In Africa it is common for Westerners like me to be told to “take time, take time.” The process of genuinely slowing down and chewing over an issue is not something many of us readily embrace, especially in cities like Toronto or in the fast-paced world of news.
Yet it is important — particularly for us activist types — to collect ourselves and regroup. As Pride approaches, it is even more important. In this issue we celebrate those students who fought for the right to gather in groups during school time to support one another: gay, straight, trans, whatever. We also take time to remember their journey — which Xtra followed every step of the way — to get to the enactment of Bill 13 on June 5.
The passage of the Accepting Schools Act in many ways concludes the fight for gay-straight alliances in Ontario. For that reason it seemed the right time to “take time” for a closer look at what some of those involved have learned over the past year and a half. Unfortunately, it is not all positive. 
For those students and young people paying attention, they learned that their voice is almost meaningless in today’s political discourse in Ontario. While there is never a shortage of column inches in the media lamenting youth disengagement from Canada’s political process, when young people did get involved in this issue — in droves — over the past two years, they were largely sneered at and ignored. 
I can think of very few political issues that have been as straightforward. Our politicians should not have blinked an eye. Students were asking for the right to get together in safe spaces so they could heal some of the damage done by the scourge of bullying in our schools. Catholic-bully educators in our democratic, human rights–embracing country compared gay-straight alliances to sex clubs, banned rainbows and threatened students with disciplinary action because they wanted support for what some of their publicly funded teachers were calling an “intrinsic disorder.” 
Ontario’s political leaders should be proud of the passage of Bill 13, but many should also be ashamed at how long it took them to get it right. There is a lesson here for our politicians about how to encourage more youth engagement: in future, don’t treat youth with the disdain you treated the students fighting for GSAs. In future, don’t hesitate for so long before doing what you know is right. 

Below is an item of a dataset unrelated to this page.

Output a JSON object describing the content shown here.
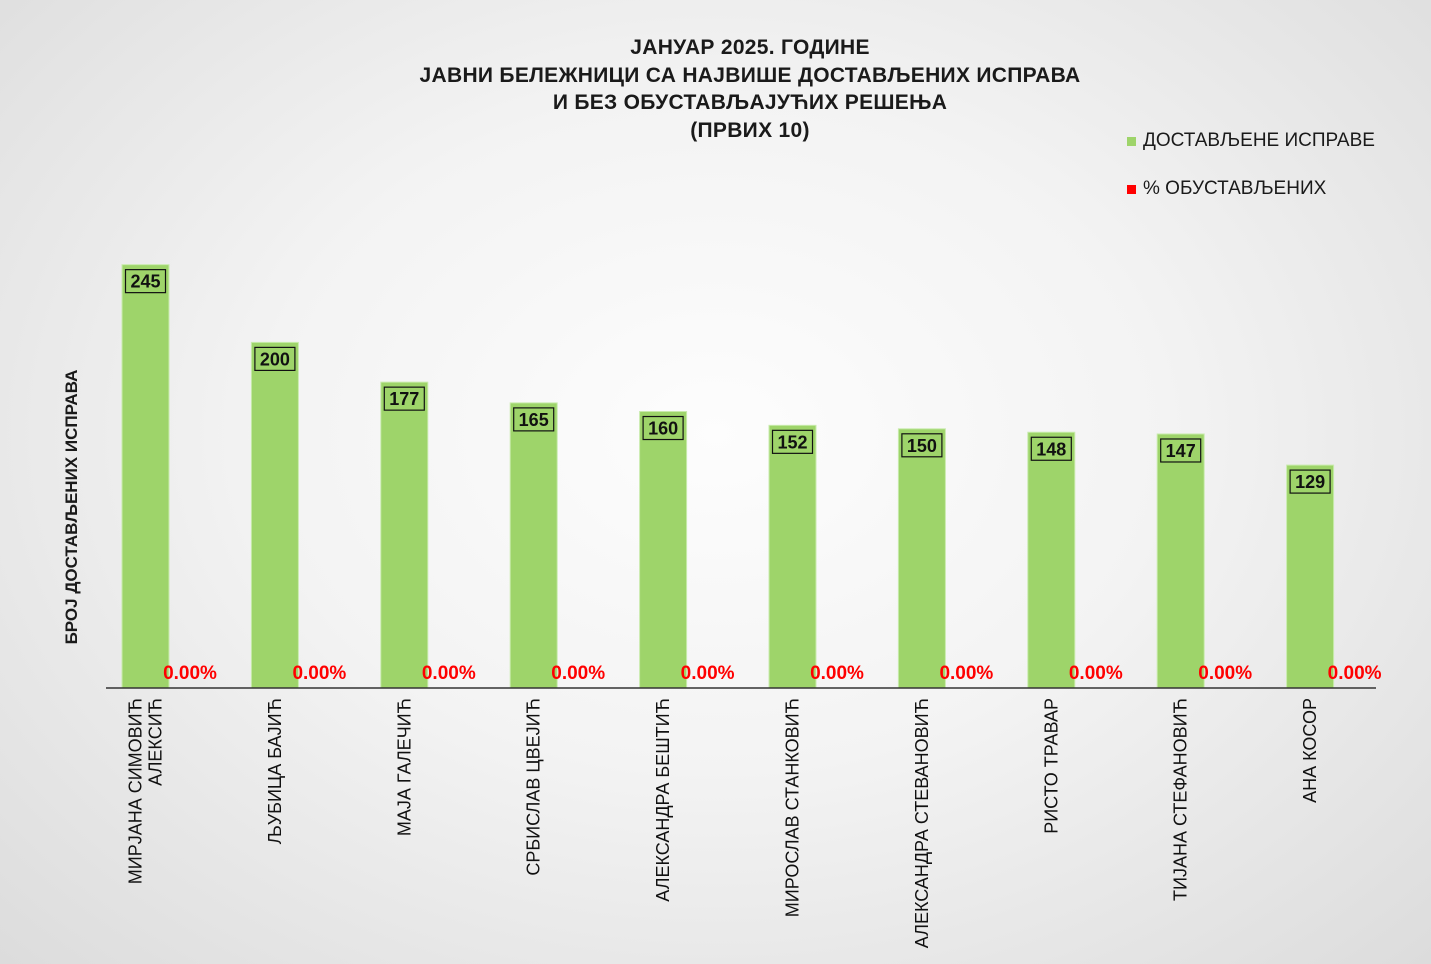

At Xtra, this issue taught us again the value of sticking with a story, even when our readers — and some of our staff — might be tiring of it. Xtra reporter Andrea Houston first broke the GSA story, reporting on the Halton Catholic District School Board’s ban on student gay support groups in January 2011. From that day forward, I can think of no reporter in the country who has followed this story as closely and with as much passion as Houston. 
Her reporting ensured the GSA story had legs, and she continuously found a new angle and a new reason for Xtra to keep it in our front pages (and for other media outlets to pinch her story and put it in their pages). Houston made sure the GSA students had a voice and agency, and her reporting forced policymakers to pay attention. I am sure she celebrated at Queen’s Park on June 5 for many reasons, not least because it is a rare day when one’s reporting helps usher in tangible, progressive political change. 
I hope Catholics paying attention to this issue also take time to digest this story. It seems to me this battle only illustrated further that their anachronistic, misogynistic, homophobic leaders have never been more ready for the glue factory. From the second they left the gate, back when Halton board chair Alice Anne LeMay compared gay-straight alliances to Nazi clubs, Ontario religious leaders have continuously stepped in it. 
It is 2012, dear people. For those of you who have not clued in, please wake up and realize that you know gay people and the sky will not fall if you embrace us and accept us as we are. For those who have clued in — including many Catholic teachers who now actively support GSAs — we have the brave gay students and their straight allies to thank. Well done, and thank you.